Home / Money / Personal Finance /  How term loans from BNPL firms now work

Last week, Slice, a Buy Now Pay Later (BNPL) player, introduced ‘real time’ term loans to replace its previous offering of a credit line. This change is a result of the banking regulator barring fintech players from offering revolving credit lines on prepaid cards and wallets.

Earlier, customers would be assigned a credit line at the time of registering with the platform and so could draw from the pre-approved credit line to make payments. Now, customers will sign up for a fresh loan (called a term loan) instantly every time they make a payment. For instance, if you choose Slice during payment checkout at an online food delivery platform for a transaction of 600, you will get to borrow 600 from an NBFC partner of Slice. After the NBFC partner approves the request, it will transfer the amount to the Slice card (issued in partnership with SBM bank). 

Axio, formerly CapitalFloat, also follows a similar lending method wherein it issues a loan to the consumer each time she makes a payment to any of Axio's merchant partners.
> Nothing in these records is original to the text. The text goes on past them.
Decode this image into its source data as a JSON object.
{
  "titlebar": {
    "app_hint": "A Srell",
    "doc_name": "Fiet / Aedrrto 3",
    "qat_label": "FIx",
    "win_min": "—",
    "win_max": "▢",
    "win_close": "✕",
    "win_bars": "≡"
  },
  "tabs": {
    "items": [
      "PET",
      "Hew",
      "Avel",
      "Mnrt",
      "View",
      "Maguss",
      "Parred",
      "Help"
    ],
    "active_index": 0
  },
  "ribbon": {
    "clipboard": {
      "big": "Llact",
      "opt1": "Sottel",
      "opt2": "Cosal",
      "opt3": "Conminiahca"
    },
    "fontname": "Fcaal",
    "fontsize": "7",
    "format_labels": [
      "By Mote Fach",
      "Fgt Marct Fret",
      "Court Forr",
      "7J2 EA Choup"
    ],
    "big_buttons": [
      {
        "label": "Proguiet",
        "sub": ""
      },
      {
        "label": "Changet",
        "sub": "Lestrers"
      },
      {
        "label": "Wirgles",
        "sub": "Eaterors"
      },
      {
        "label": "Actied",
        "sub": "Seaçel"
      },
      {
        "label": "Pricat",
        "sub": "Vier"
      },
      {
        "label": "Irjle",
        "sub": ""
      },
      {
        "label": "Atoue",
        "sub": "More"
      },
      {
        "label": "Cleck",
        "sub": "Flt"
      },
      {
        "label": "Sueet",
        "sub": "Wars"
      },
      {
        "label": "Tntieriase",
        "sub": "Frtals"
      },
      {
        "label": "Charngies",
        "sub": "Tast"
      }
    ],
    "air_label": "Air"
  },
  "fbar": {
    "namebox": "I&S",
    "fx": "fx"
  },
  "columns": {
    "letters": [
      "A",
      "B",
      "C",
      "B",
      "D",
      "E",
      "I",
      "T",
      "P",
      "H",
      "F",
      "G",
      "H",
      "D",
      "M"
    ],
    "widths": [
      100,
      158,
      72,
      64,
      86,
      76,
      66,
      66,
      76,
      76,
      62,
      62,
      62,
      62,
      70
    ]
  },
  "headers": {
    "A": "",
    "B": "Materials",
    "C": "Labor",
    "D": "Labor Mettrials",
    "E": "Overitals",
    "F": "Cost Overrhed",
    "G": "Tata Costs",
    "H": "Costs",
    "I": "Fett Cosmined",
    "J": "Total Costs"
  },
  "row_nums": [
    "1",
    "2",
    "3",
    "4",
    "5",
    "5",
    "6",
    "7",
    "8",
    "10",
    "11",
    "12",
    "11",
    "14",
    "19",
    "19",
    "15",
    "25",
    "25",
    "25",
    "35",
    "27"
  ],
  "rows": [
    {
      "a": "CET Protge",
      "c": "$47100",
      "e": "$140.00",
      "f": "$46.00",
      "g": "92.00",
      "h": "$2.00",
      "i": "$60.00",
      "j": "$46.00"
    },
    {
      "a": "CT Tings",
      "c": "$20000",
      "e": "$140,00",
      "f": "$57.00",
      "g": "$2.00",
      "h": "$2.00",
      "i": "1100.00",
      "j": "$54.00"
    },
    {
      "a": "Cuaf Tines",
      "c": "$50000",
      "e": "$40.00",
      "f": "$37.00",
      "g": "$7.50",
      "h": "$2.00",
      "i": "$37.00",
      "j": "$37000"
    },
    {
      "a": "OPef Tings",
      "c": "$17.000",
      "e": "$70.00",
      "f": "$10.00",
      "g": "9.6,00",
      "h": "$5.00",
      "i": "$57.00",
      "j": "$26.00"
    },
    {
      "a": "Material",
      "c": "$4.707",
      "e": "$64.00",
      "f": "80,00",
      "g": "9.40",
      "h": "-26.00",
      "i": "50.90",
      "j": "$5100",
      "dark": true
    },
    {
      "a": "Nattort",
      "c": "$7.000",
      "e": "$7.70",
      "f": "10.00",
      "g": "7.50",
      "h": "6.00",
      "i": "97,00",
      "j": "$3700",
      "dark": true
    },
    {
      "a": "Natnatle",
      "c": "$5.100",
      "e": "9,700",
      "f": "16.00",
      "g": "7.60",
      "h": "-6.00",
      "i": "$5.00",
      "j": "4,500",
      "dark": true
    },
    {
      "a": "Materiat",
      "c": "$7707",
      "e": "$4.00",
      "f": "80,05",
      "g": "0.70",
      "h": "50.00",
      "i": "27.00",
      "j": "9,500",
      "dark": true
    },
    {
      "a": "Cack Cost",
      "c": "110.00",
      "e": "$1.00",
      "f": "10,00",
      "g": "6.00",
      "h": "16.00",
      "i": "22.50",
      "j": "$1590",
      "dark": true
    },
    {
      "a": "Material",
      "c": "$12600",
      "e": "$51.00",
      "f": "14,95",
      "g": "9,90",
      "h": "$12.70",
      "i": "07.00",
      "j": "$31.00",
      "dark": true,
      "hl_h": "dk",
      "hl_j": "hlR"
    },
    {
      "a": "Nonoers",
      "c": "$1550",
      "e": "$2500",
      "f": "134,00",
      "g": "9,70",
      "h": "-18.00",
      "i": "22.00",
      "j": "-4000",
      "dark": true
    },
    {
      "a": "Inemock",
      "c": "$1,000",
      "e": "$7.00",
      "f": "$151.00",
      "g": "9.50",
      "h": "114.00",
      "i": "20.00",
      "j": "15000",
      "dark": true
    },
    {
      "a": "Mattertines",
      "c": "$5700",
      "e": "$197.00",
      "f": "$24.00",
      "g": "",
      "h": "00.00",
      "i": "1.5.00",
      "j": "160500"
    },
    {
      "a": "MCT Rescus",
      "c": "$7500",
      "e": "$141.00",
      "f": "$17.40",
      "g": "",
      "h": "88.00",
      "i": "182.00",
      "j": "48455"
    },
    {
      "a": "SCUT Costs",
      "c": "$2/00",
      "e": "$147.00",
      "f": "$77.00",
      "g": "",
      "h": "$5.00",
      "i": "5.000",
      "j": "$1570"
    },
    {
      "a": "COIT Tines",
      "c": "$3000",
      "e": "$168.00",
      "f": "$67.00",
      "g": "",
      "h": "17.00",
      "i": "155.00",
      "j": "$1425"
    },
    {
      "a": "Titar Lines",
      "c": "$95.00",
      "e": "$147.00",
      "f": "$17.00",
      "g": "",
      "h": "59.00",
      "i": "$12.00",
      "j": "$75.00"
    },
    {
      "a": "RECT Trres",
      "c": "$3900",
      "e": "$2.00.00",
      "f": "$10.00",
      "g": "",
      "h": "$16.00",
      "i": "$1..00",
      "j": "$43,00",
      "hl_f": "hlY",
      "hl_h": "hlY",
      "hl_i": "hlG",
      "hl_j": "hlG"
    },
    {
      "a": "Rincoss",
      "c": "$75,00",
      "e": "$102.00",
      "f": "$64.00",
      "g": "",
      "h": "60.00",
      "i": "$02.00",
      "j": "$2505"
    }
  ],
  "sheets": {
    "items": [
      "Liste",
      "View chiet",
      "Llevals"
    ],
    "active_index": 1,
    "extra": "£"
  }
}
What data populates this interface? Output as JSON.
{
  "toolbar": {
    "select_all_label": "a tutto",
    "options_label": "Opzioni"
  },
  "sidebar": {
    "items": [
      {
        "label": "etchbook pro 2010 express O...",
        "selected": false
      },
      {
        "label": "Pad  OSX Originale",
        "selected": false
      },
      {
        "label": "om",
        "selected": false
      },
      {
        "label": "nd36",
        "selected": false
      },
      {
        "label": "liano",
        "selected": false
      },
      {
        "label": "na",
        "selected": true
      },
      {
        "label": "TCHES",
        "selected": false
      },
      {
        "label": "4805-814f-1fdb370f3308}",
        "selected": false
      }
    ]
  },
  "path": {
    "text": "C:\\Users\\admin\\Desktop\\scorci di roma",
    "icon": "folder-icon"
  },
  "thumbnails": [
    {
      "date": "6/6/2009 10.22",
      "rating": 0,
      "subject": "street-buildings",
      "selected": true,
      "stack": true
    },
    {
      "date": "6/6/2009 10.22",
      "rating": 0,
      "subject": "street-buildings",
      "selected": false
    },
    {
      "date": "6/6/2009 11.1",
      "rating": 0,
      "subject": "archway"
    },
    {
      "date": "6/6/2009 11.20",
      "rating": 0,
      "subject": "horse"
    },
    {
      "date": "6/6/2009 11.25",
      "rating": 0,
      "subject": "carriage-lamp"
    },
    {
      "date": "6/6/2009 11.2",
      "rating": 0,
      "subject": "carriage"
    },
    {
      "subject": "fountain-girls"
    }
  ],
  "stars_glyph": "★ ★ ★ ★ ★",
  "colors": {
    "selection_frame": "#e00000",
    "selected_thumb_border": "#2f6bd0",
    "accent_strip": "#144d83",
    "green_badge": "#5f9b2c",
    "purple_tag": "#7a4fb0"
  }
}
A credit line is classified as a loan in the books of account. So, when a consumer is assigned a credit line, it appears as an active loan in her credit bureau irrespective of whether the consumer uses it or not.

Under the term loan lending model, only the amount that the consumer actually borrows will appear in their credit bureau. In this regard, term-loan lending model is a step-up from the earlier credit line product. The repayment structure will remain the same wherein customers will get a predetermined interest free window to pay back the full amount, after which interest will kick-in. Using this feature regularly for payments could spell trouble for your credit score as lenders may see you as a risky borrower.

Adhil Shetty, CEO, BankBazaar.com explained, “Any loan you take from a regulated bank or an NBFC will have an associated credit check. This is for the lender to understand your financial habits and stability. Records of all open credit as well as those closed in the last 3-5 years will be detailed in the credit report, and this is one of the primary checks any lender undertakes before approving a loan. Every hard query on your credit score brings down your score by a few points."

Slice, in a communication to customers, said this change doesn’t negatively impact their credit score.